Shopping Tips For Better Protein

Scan labels for lean-only wording. Pick roasts with tight muscle grains and minimal seams. Avoid heavy marinades on store trays; they add weight without adding protein. If bone-in, factor yield or ask your butcher for the boneless weight so your servings stay accurate.

Balanced Meals With Chuck

Pair chuck with fiber-rich sides. Roasted vegetables, beans, and leafy salads round out the plate and keep you full. Add a dairy or legume side when you want extra protein without more meat. Season boldly with herbs, pepper, and citrus to keep portions satisfying.

Simple Flavor Combos That Work

Soy, ginger, and scallions for rice bowls. Cumin, oregano, and lime for tacos. Rosemary, garlic, and black pepper for pan sauces. These blends ride along with chuck’s rich taste and keep weekly meals fresh.

Frequently Missed Details That Cost Protein

Cutting portions while the roast is hot leads to fat sticking to the meat. Cool first, then trim. Skipping the scale creates guesswork and wide gaps in logs. Pouring on oil to “keep it moist” adds calories fast. Use a reduced pan sauce instead.

Your Easy Plan For Weeknight Protein Wins

Pick one lean chuck cut. Braise on Sunday. Chill and trim. Portion into 3–4 oz packs. Pair with fast sides. Keep a small note of the cut you used and the matching table line so you can repeat the result next week. With these habits, beef chuck protein tracking stays easy, accurate, and repeatable.

Amino Acid Profile At A Glance

Chuck supplies all indispensable amino acids that your body needs from meat. Cuts tested in lab databases score well for leucine, lysine, and the other branched-chain amino acids that lifters track. An 85 g cooked serving of grilled chuck eye steak clocks around 2.0–2.3 g leucine and more than 2 g lysine, with balanced amounts of isoleucine, valine, and threonine. Those numbers sit in the same ballpark as many round and sirloin entries. If you eat varied proteins through the week, chuck fits neatly into a plan that balances taste, texture, and macro targets.

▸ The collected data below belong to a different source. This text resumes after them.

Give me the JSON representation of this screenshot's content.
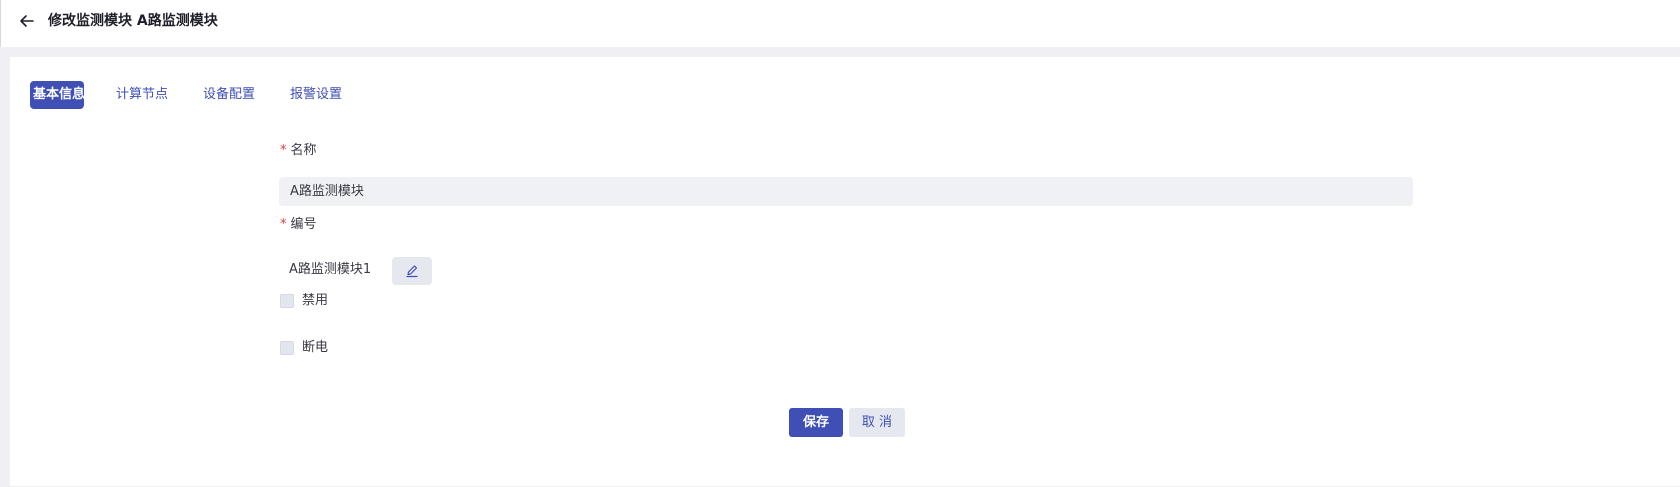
{
  "header": {
    "title": "修改监测模块 A路监测模块",
    "back_icon": "arrow-left-icon"
  },
  "tabs": [
    {
      "label": "基本信息",
      "active": true
    },
    {
      "label": "计算节点",
      "active": false
    },
    {
      "label": "设备配置",
      "active": false
    },
    {
      "label": "报警设置",
      "active": false
    }
  ],
  "form": {
    "name": {
      "required_mark": "*",
      "label": "名称",
      "value": "A路监测模块"
    },
    "code": {
      "required_mark": "*",
      "label": "编号",
      "value": "A路监测模块1",
      "edit_icon": "pencil-icon"
    },
    "disabled": {
      "label": "禁用",
      "checked": false
    },
    "power_off": {
      "label": "断电",
      "checked": false
    }
  },
  "actions": {
    "save_label": "保存",
    "cancel_label": "取 消"
  },
  "colors": {
    "accent": "#3f4fb5",
    "required": "#e03a3a",
    "background": "#f0f0f4"
  }
}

Budget And Batch Cooking Ideas

Buy a larger roast when prices drop, then split it. Braise half today and freeze the other half raw for later. Use the oven, pressure cooker, or slow-cooker based on your schedule. After cooking, chill, trim, and cube the lean portion. Portion into small containers at 85 g or 113 g so the math is automatic at mealtime. Turn saucy leftovers into tacos, rice bowls, and stuffed pitas. For quick breakfasts, pan-sear a few cubes and toss them with eggs and peppers. If lunch needs a clean macro profile, wrap sliced chuck with shredded lettuce and a light yogurt sauce.

Storage And Reheating

Cool cooked meat within two hours and keep portions in shallow containers in the fridge. Reheat with a splash of reduced broth so the meat stays juicy without added oil. Stir cubed chuck into grains or pasta near the end so the heat of the dish warms it through. If you freeze portions, press them flat in bags for faster thawing in the fridge. Label each pack with the cut, cooked weight, and date. That small habit keeps protein tracking for chuck consistent across month.